Breast is best... for a protest? 'Lactivists' debate whether nurse-ins help the cause 

You got kicked out of a store for breast-feeding? A flight attendant ordered you to cover up while nursing? What better way to respond to the harassment of breast-feeding mothers than to organize a group of women to stage a nurse-in?

Attention-grabbing nurse-ins, organized public displays of breast-feeding, have become a popular protest tactic for women who want to improve the climate toward nursing in public. But some breast-feeding advocates say the events can do more harm than good.

Abby Theuring nurses her son Jack, 17 months, at a pro-breast-feeding protest at a Hollister store in Skokie, Ill.

“At best, they’re ineffective and at worse, they’re offensive and they make it more divisive,” said Deena Blumenfeld, 36, who owns Shining Heart Prenatal Education in Pittsburgh, Pa., where she offers nursing classes. “They make it easier to say, ‘See, look at how crazy these people are,’ rather than maybe, ‘Oh, breast-feeding in public is OK.’”

An ardent supporter of breast-feeding rights, Blumenfeld still nurses her 3 1/2-year-old daughter. But you won't find her latching on at a public protest.

“If somebody believes breast-feeding in public is inappropriate, you’re not going to change their mind by breast-feeding in front of them,” she said. “By putting it in someone’s face, you’re making it a confrontational issue and it shouldn’t be, because it’s normal.”

Abby Theuring, a Chicago mom and self-described "lactivist," acknowledges the divide over nurse-ins.

“Some lactivists feel that they bring negative attention to the cause,” said Theuring, who writes about nursing and nurse-ins on her blog. “I disagree with that.”

She likens nurse-ins to the sit-ins of the civil rights movement.

“They’re extremely effective because they cause a lot of agitation,” Theuring said.

Nurse-ins have popped up around the country in recent years, sometimes as headline-getting protests against a business where a nursing mother was hassled or yelled at, told to cover up, or asked to leave a store or restaurant, despite laws in the District of Columbia and 45 states that permit breast-feeding in any public or private location.

Hollister was the most recent target of a national nurse-in earlier this month, after a breast-feeding mom was kicked out of a changing room at the mall chain store. Women have also organized breast-feeding protests in recent years at Target, Delta airline counters, Applebee's restaurants and even Whole Foods, with word of the events spreading over social media.

Supporters say nurse-ins help improve attitudes toward public breast-feeding and make it easier for nursing moms to do their thing wherever and whenever they need to. Women are still being asked to nurse their children in bathrooms and are taunted by people who tell them what they are doing is disgusting, nasty or akin to urinating, defecating or even having sex in public view, advocates say.

Nurse-ins aren't radical, said Theuring, 36, who attended nurse-ins at Target and Hollister stores with her son, now 17 months. In fact, they're “more of a play date than a protest.” Most casual observers reacted to the Hollister nurse-in with "that's pretty cool," she said. 

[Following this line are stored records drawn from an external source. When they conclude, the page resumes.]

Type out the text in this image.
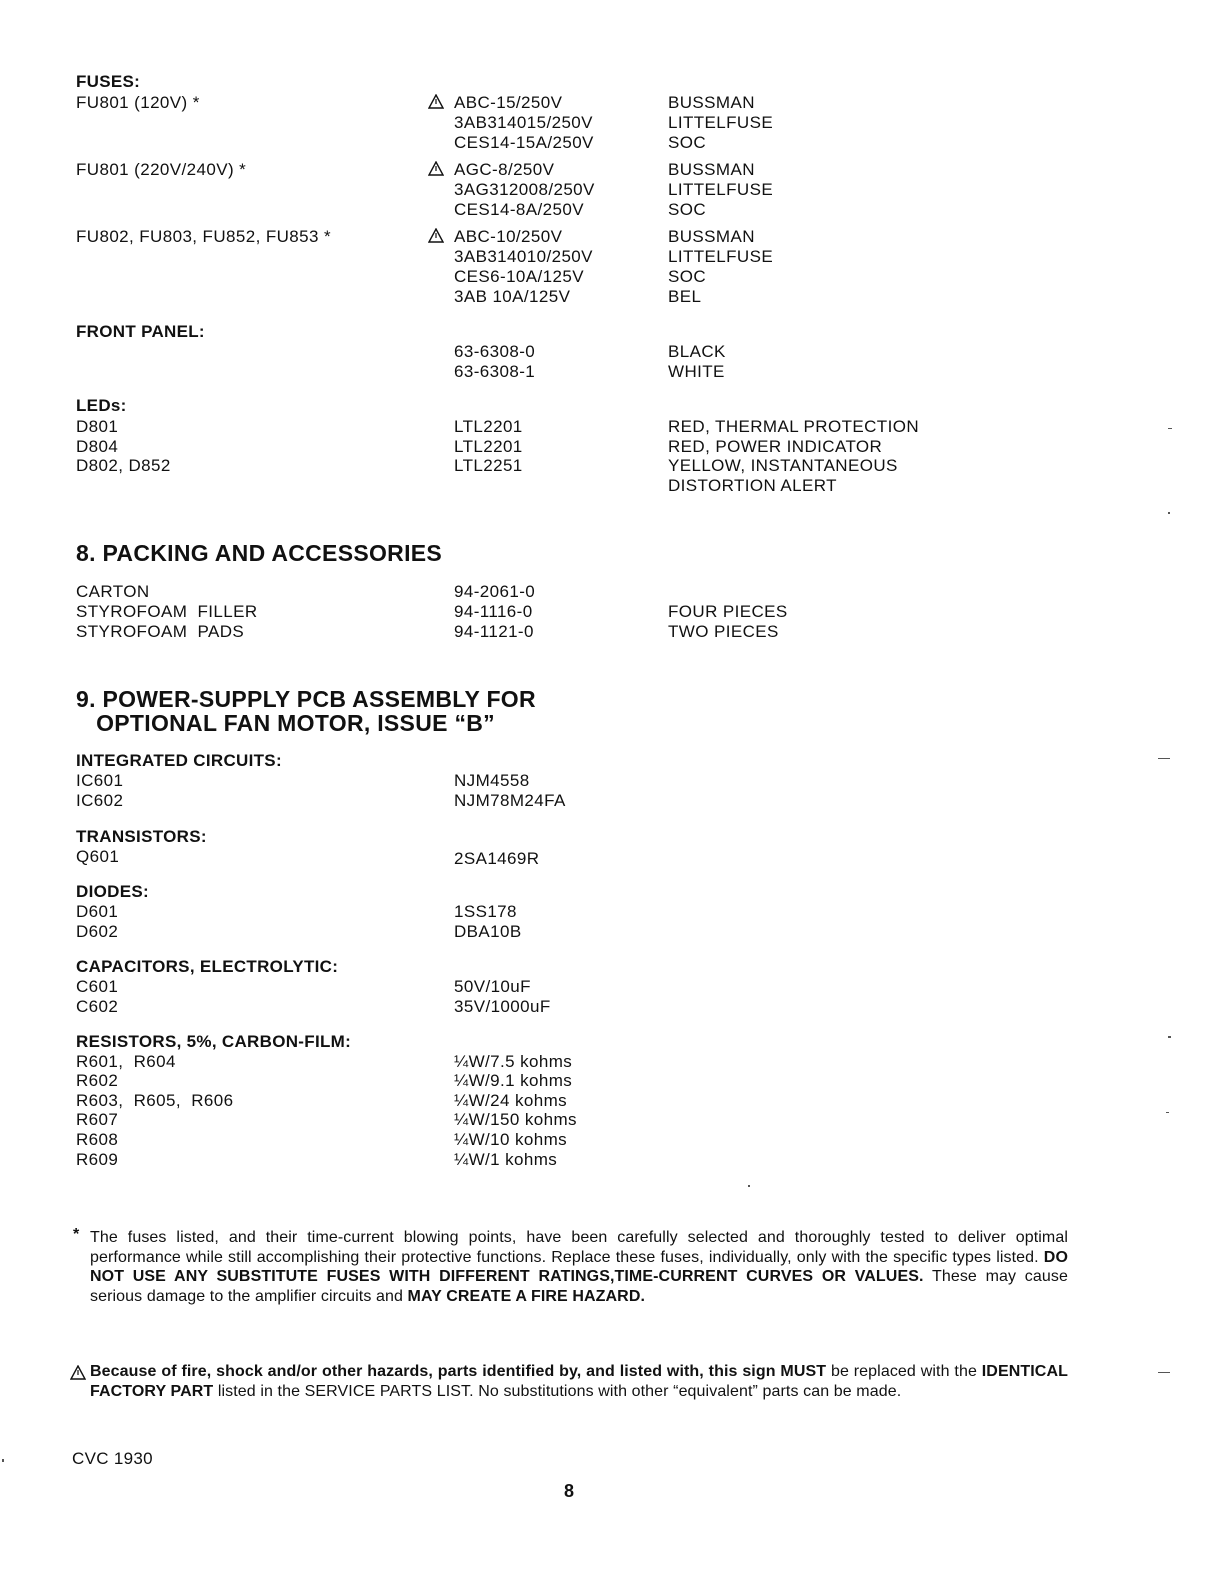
FUSES:
FU801 (120V) *	ABC-15/250V	BUSSMAN
3AB314015/250V	LITTELFUSE
CES14-15A/250V	SOC
FU801 (220V/240V) *	AGC-8/250V	BUSSMAN
3AG312008/250V	LITTELFUSE
CES14-8A/250V	SOC
FU802, FU803, FU852, FU853 *	ABC-10/250V	BUSSMAN
3AB314010/250V	LITTELFUSE
CES6-10A/125V	SOC
3AB 10A/125V	BEL
FRONT PANEL:
63-6308-0	BLACK
63-6308-1	WHITE
LEDs:
D801	LTL2201	RED, THERMAL PROTECTION
D804	LTL2201	RED, POWER INDICATOR
D802, D852	LTL2251	YELLOW, INSTANTANEOUS
DISTORTION ALERT
8. PACKING AND ACCESSORIES
CARTON	94-2061-0
STYROFOAM  FILLER	94-1116-0	FOUR PIECES
STYROFOAM  PADS	94-1121-0	TWO PIECES
9. POWER-SUPPLY PCB ASSEMBLY FOR
OPTIONAL FAN MOTOR, ISSUE “B”
INTEGRATED CIRCUITS:
IC601	NJM4558
IC602	NJM78M24FA
TRANSISTORS:
Q601	2SA1469R
DIODES:
D601	1SS178
D602	DBA10B
CAPACITORS, ELECTROLYTIC:
C601	50V/10uF
C602	35V/1000uF
RESISTORS, 5%, CARBON-FILM:
R601,  R604	¼W/7.5 kohms
R602	¼W/9.1 kohms
R603,  R605,  R606	¼W/24 kohms
R607	¼W/150 kohms
R608	¼W/10 kohms
R609	¼W/1 kohms
* The fuses listed, and their time-current blowing points, have been carefully selected and thoroughly tested to deliver optimal performance while still accomplishing their protective functions. Replace these fuses, individually, only with the specific types listed. DO NOT USE ANY SUBSTITUTE FUSES WITH DIFFERENT RATINGS,TIME-CURRENT CURVES OR VALUES. These may cause serious damage to the amplifier circuits and MAY CREATE A FIRE HAZARD.
Because of fire, shock and/or other hazards, parts identified by, and listed with, this sign MUST be replaced with the IDENTICAL FACTORY PART listed in the SERVICE PARTS LIST. No substitutions with other “equivalent” parts can be made.
CVC 1930
8
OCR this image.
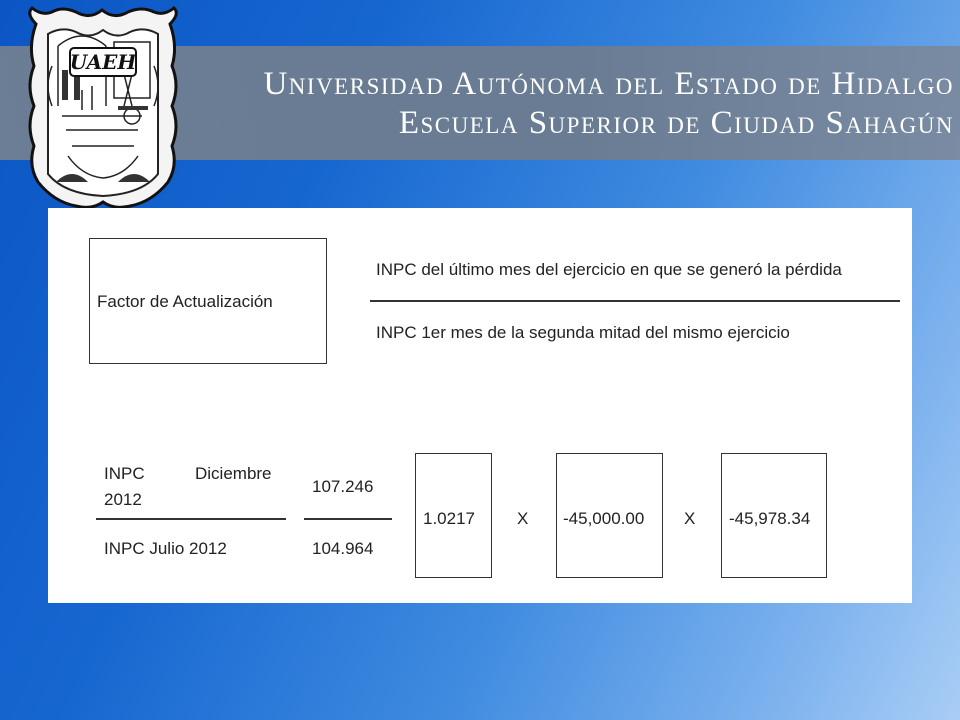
Universidad Autónoma del Estado de Hidalgo
Escuela Superior de Ciudad Sahagún
UAEH
Factor de Actualización
INPC del último mes del ejercicio en que se generó la pérdida
INPC 1er mes de la segunda mitad del mismo ejercicio
INPC	Diciembre
2012
INPC Julio 2012
107.246
104.964
1.0217 X -45,000.00 X -45,978.34
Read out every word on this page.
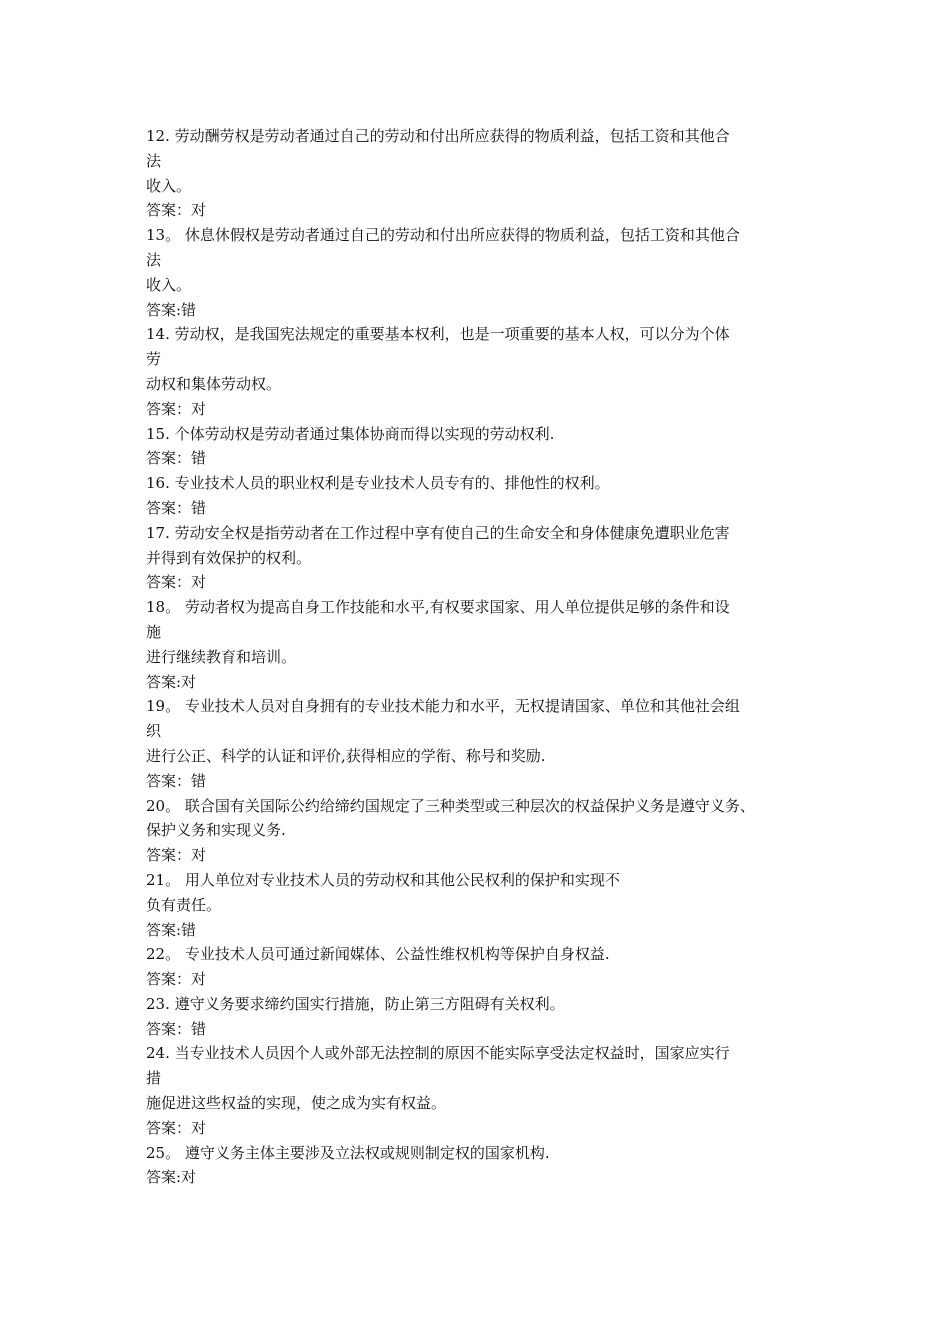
12. 劳动酬劳权是劳动者通过自己的劳动和付出所应获得的物质利益，包括工资和其他合
法
收入。
答案：对
13。 休息休假权是劳动者通过自己的劳动和付出所应获得的物质利益，包括工资和其他合
法
收入。
答案:错
14. 劳动权，是我国宪法规定的重要基本权利，也是一项重要的基本人权，可以分为个体
劳
动权和集体劳动权。
答案：对
15. 个体劳动权是劳动者通过集体协商而得以实现的劳动权利.
答案：错
16. 专业技术人员的职业权利是专业技术人员专有的、排他性的权利。
答案：错
17. 劳动安全权是指劳动者在工作过程中享有使自己的生命安全和身体健康免遭职业危害
并得到有效保护的权利。
答案：对
18。 劳动者权为提高自身工作技能和水平,有权要求国家、用人单位提供足够的条件和设
施
进行继续教育和培训。
答案:对
19。 专业技术人员对自身拥有的专业技术能力和水平，无权提请国家、单位和其他社会组
织
进行公正、科学的认证和评价,获得相应的学衔、称号和奖励.
答案：错
20。 联合国有关国际公约给缔约国规定了三种类型或三种层次的权益保护义务是遵守义务、
保护义务和实现义务.
答案：对
21。 用人单位对专业技术人员的劳动权和其他公民权利的保护和实现不
负有责任。
答案:错
22。 专业技术人员可通过新闻媒体、公益性维权机构等保护自身权益.
答案：对
23. 遵守义务要求缔约国实行措施，防止第三方阻碍有关权利。
答案：错
24. 当专业技术人员因个人或外部无法控制的原因不能实际享受法定权益时，国家应实行
措
施促进这些权益的实现，使之成为实有权益。
答案：对
25。 遵守义务主体主要涉及立法权或规则制定权的国家机构.
答案:对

“There are not Molotov cocktails going through the windows of Hollister,” she told TODAY Moms. “We’re breast-feeding. Our kids are playing. It’s not an ugly thing.”

In August, Rachel Papantonakis organized the “Great Nurse-in” on the National Mall in Washington in response to all of the stories of women being harassed for nursing in public.

“It’s getting to, this is a normal, natural thing,” said Papantonakis, 32, of Washington, who has a 1-year-old son and a 3-year-old daughter.

“The only way that’s going to happen is women getting out there and breast-feeding and people getting used to it,” she said. “One hundred years ago it was shocking to see a woman in pants, and now it’s no big deal. We could do the same thing with nursing.”

Still, not all breast-feeding advocates think that nurse-ins are the best way to get there. Like Blumenfeld, Rochelle McLean, a lactation consultant in Oceanside, Calif., feels that nurse-ins can backfire. 

“In the moms’ minds, they are doing something proactive, but to the general public, the people who oppose public breast-feeding, the nurse-ins foster their beliefs that it’s overzealous crazy people,” McLean said, adding that she would rather see more education on the benefits of breast-feeding.

Rather than organize protests, Blumenfeld encourages women to breast-feed in public just like it's normal -- because, she said, it should be. 

“To take something that is normal, like breast-feeding, and then try to make it special by having a nurse-in, is problematic,” she said. “The first thing we need to do is practice breast-feeding in public in a normal, everyday fashion to teach women that this is OK.”